= Warren Carter =

New Zealand-American minister

Warren Carter is an exegete specializing in the Gospel of Matthew, as well as the Greek New Testament in general. Born in New Zealand and now living in Tulsa, Oklahoma; Carter's education consists of a Ph.D. (New Testament), from Princeton Theological Seminary; a B.D., Th.M., from Melbourne College of Divinity, Australia; as well as a B.A. Hons, from Victoria University of Wellington, New Zealand. An ordained New Zealand Baptist minister with membership in the Disciples of Christ, Carter is currently the LaDonna Kramer Meinders Professor of New Testament at Phillips Theological Seminary. Before coming to Phillips in 2019, Carter was on the faculty at Brite Divinity School in Fort Worth, TX and, prior to that, at Saint Paul School of Theology in Kansas City.
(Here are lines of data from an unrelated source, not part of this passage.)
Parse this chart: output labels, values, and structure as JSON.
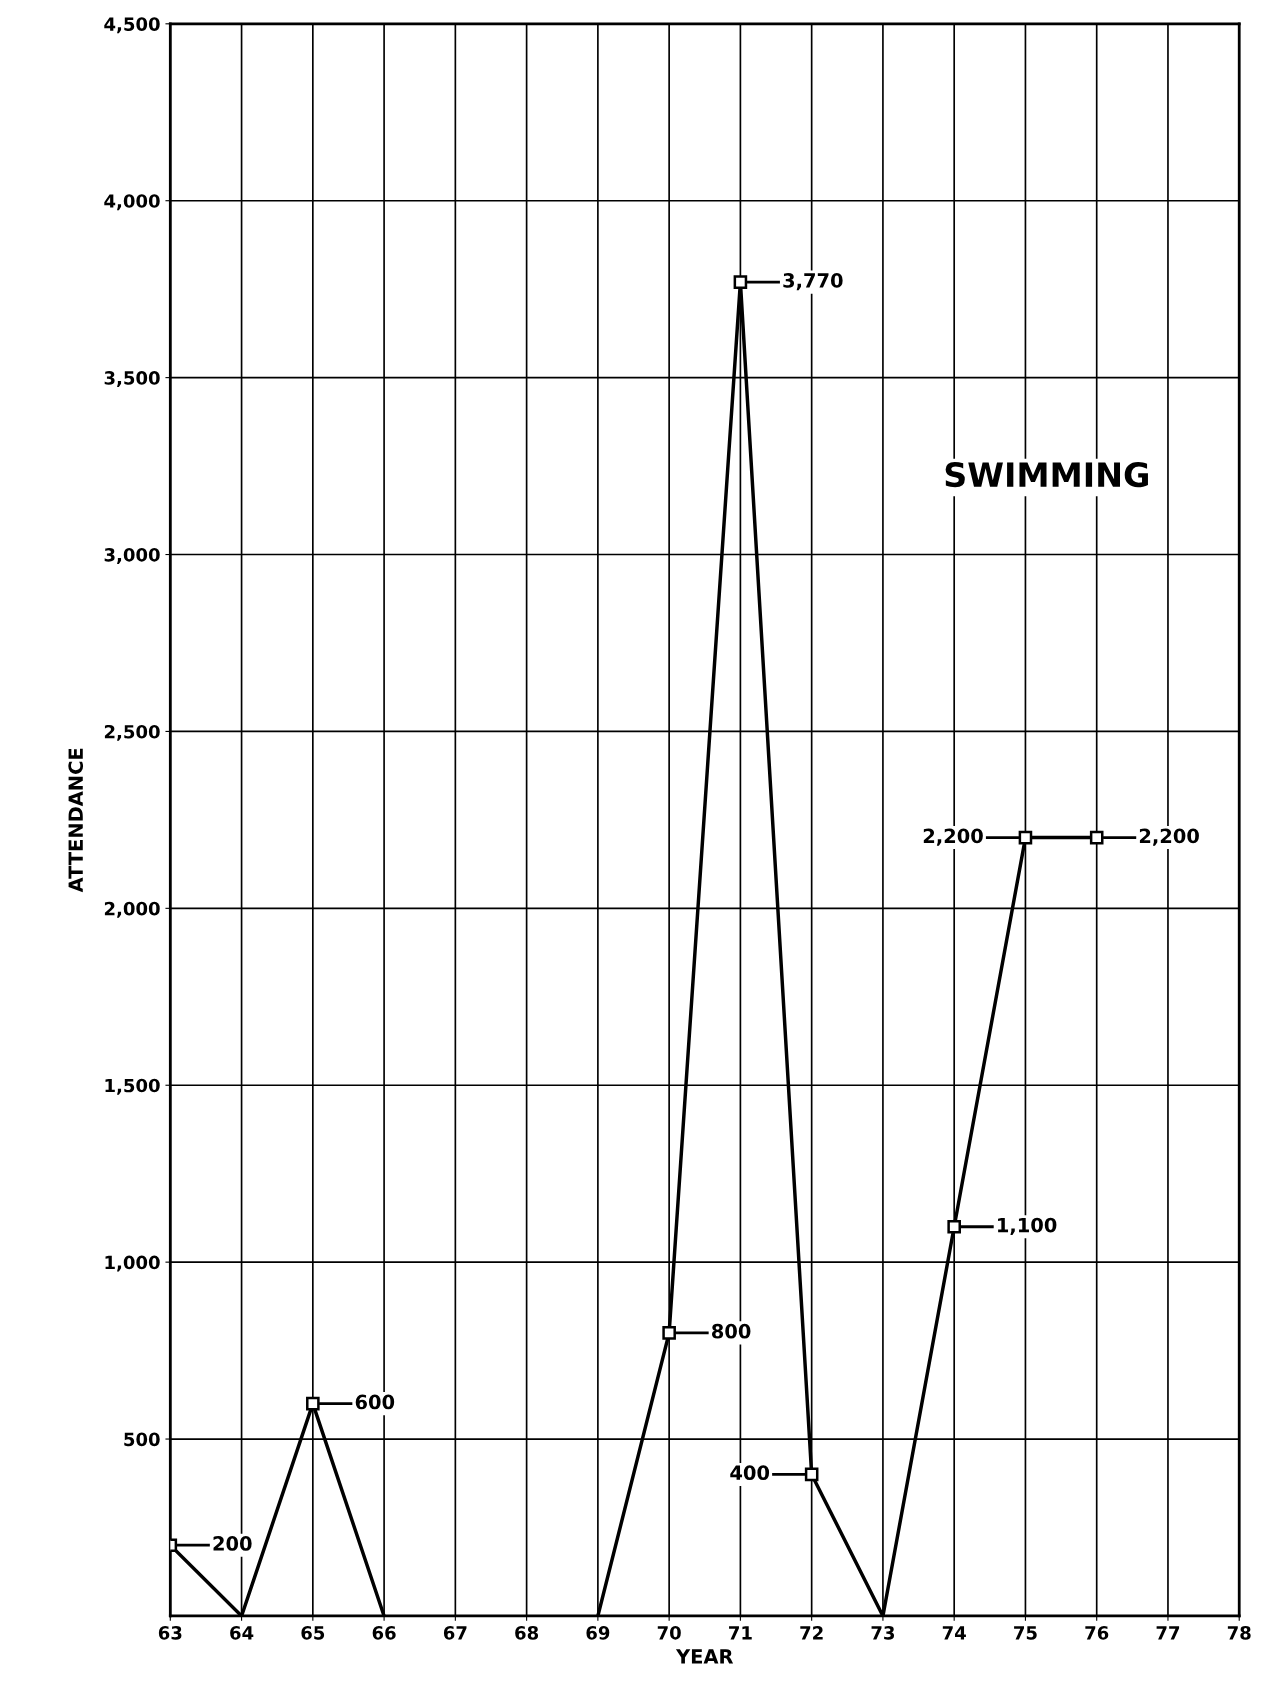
{
  "chart_data": {
    "type": "line",
    "title": "SWIMMING",
    "xlabel": "YEAR",
    "ylabel": "ATTENDANCE",
    "categories": [
      "63",
      "64",
      "65",
      "66",
      "67",
      "68",
      "69",
      "70",
      "71",
      "72",
      "73",
      "74",
      "75",
      "76",
      "77",
      "78"
    ],
    "series": [
      {
        "color": "#000000",
        "values": [
          200,
          0,
          600,
          0,
          null,
          null,
          0,
          800,
          3770,
          400,
          0,
          1100,
          2200,
          2200,
          null,
          null
        ],
        "value_labels": [
          "200",
          null,
          "600",
          null,
          null,
          null,
          null,
          "800",
          "3,770",
          "400",
          null,
          "1,100",
          "2,200",
          "2,200",
          null,
          null
        ]
      }
    ],
    "ylim": [
      0,
      4500
    ],
    "yticks": [
      {
        "value": 500,
        "label": "500"
      },
      {
        "value": 1000,
        "label": "1,000"
      },
      {
        "value": 1500,
        "label": "1,500"
      },
      {
        "value": 2000,
        "label": "2,000"
      },
      {
        "value": 2500,
        "label": "2,500"
      },
      {
        "value": 3000,
        "label": "3,000"
      },
      {
        "value": 3500,
        "label": "3,500"
      },
      {
        "value": 4000,
        "label": "4,000"
      },
      {
        "value": 4500,
        "label": "4,500"
      }
    ],
    "grid": true,
    "marker": "square",
    "line_style": "solid"
  }
}
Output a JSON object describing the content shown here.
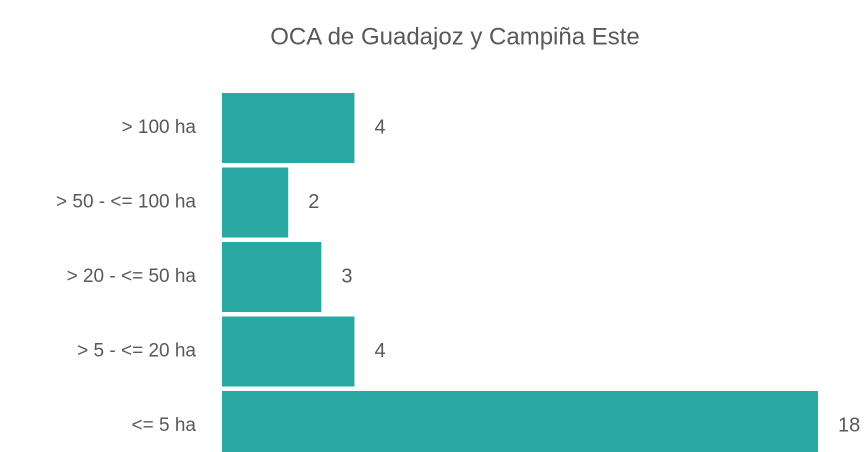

After Carter's first year on the faculty at Brite Divinity School, he received the 2008 Louise Clark Brittan Endowed Faculty Excellence Award (an award voted on by the student body). He received the award three more times.

==Film Appearance[s]==

Carter appeared in Fall From Grace, a documentary directed by K. Ryan Jones in 2007 in which the history, theology, culture, and psychology of the Westboro Baptist Church and of Fred Phelps are addressed. Carter appears in the film to offer a different, more contextually sensitive view of the scriptures that the church relies on in order to put forward its radically anti-homosexual viewpoint. Carter explains that homosexuality is only mentioned a total of three times in the New Testament, showing that the scripture was fairly unconcerned with the matter and that Phelps's virulence is out of proportion with its textual sources. Carter goes on to point out that these passages were in reference to pederasty, which would today be rightly identified as child molestation. Carter goes on to point out that loving and mutual homosexual relationships of the sort we see today were either nonexistent or rare in the 1st century.

==Selected works==
- Seven Events That Shaped the New Testament World (Michigan: Baker Academic, 2013)
- John and Empire: Initial Explorations (New York: T & T Clark International, 2008).
- Matthew: Storyteller, Interpreter, Evangelist, Expanded Revised Edition (Peabody, MA: Hendrickson, 2004).
- Pontius Pilate: Portraits of a Roman Governor, Interfaces (Collegeville, MN: Liturgical Press, 2003).
- O Evangelho de sao Mateus (São Paulo, Brazil: Paulus, 2003).
- Matthew and Empire: Initial Explorations (Harrisburg, PA: Trinity Press International, 2001).
- New Proclamation: Year A, 2001-2002, co-authored with D. Jacobson, C.J. Dempsey, J.P. Heil (Minneapolis, MN: Fortress, 2001).
- Matthew and the Margins: A Religious and Socio-Political Reading (Maryknoll, NY: Orbis Books, 2000).
- Matthew's Parables: Audience-Oriented Perspectives, co-authored with J. P. Heil, Catholic Biblical Quarterly Monograph Series, no. 30 (Washington DC: Catholic Biblical Association, 1998).
- Matthew: Storyteller, Interpreter, Evangelist (Peabody, MA: Hendrickson, 1996).